Desenhos de fragmentos de cérebros estão pontualmente colocados nas paredes, dentro e fora das vitrines, são o testemunho artístico da investigação científica da Natércia Caneira. Na hotte está instalado um laboratório fictício de preparação de cérebros.
Esta exposição intimista, nasce de um dilema interior de Natércia Caneira, como nos diz a artista, “ao qual entreguei o meu trabalho e o resultado foram estas peças, uma energia inconsciente que desceu dentro de mim e subiu e voltou a descer e a subir. Com as luvas calçadas coloquei a resina e o silicone para unir as peças de uma forma inconsciente como se eu fosse telecomandada, este processo foi muito rápido, fora da minha consciência.”
A insubmissão da Natércia Caneira a si própria gera uma desobediência intrínseca que conduz ao ato da sua criação. “A submissão definia-se pela impossibilidade de desobedecer. Era sua única razão de obedecer.”[3]Natércia obedeceu ao seu instinto artístico com um ímpeto de desobediência.
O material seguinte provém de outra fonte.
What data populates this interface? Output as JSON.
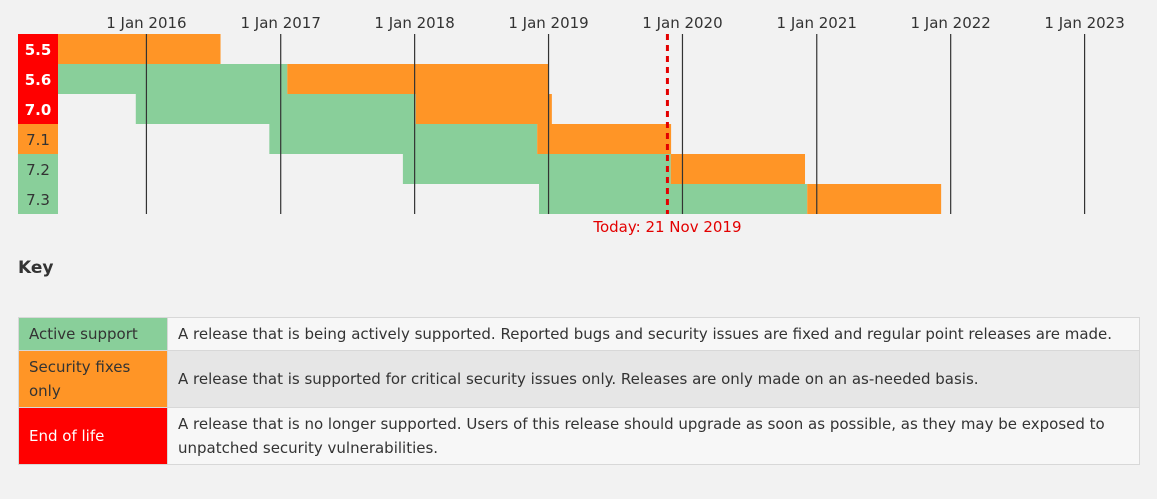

Continuando a citar a artista, agora sobre a criação da peça escultórica central, “tiro as luvas, paro e vejo o que fiz, agora sim de uma forma consciente. Emoção fortíssima de um reconhecimento de algo muito importante para mim, um misto entre contentamento, orgulho e ao mesmo tempo nostalgia e tristeza. Uma esquizofrenia vibrante e positiva, faz-me reconhecer que é por isto que eu estou aqui, esta ação de 30 minutos dá sentido á minha vida.” A incerteza, a inquietude, o medo são apanágios da alma artística, mas também o sentido da sua arte.
“É bonito e triste e isto faz-me continuar a trabalhar. Sinto-me leve, descontraída e o meu corpo produz algo que tinha que produzir, é uma cena solitária de um conjunto de momentos frágeis guardados em trinta minutos.” A possibilidade infinita do ato de criação materializado e imaterializado na exposição.
“No meu interior encontro o silêncio procurado. Mas dele fico tão perdida de qualquer lembrança de algum ser humano e de mim mesma, que transformo essa impressão em certeza de solidão física.”[4]
Sofia Marçal
Natércia Caneira - https://naterciacaneira.weebly.com/
[1] Exposição Systemic Factors, apresentada na Sala da Cortiça, de 25 de junho a 16 de agosto de 2015.
[2] Marguerite Yourcenar, in: Como a Água Que Corre, p.18.
[3] Frédéric Gros, in: Desobedecer, p.86.
[4] Clarice Lispector, in: Perto do Coração Selvagem, p.36.
Curadoria: Sofia Marçal
Inauguração: 1 setembro, 18h00 às 20h00
ATIVIDADES ASSOCIADAS
Q&A - CONVERSAS COM A ARTISTA NA EXPOSIÇÃO
10 de setembro, 12h00 às 13h00
Resiliência e o processo criativo
Visita guiada pela artista, com perguntas e respostas, sobre o processo criativo desenvolvido durante os 30 anos deste projeto
14 de setembro, 18h00 às 19h00
Processos de investigação - O artista e o cientista
Visita guiada pela artista, com perguntas e respostas, sobre as similaridades entre o artista e o cientista nos seus processos de investigação
MESA REDONDA
21 de setembro, 18h00 às 19h00
Arte e Ciência: "Ao encontro de Pierre-Paul Broca"
Uma conversa sobre arte e ciência onde se irá abordar o surgimento e desenvolvimento da Bioarte em Portugal.
WORKSHOP
29 de setembro, 19h00 às 21h00
Workshop de observação e desenho das peças em exposição: "Dink and Draw"
Uma festa exclusiva onde o desenho é a forma de comunicação. É pedido aos participantes que se vistam a rigor e venham celebrar o refinamento na arte.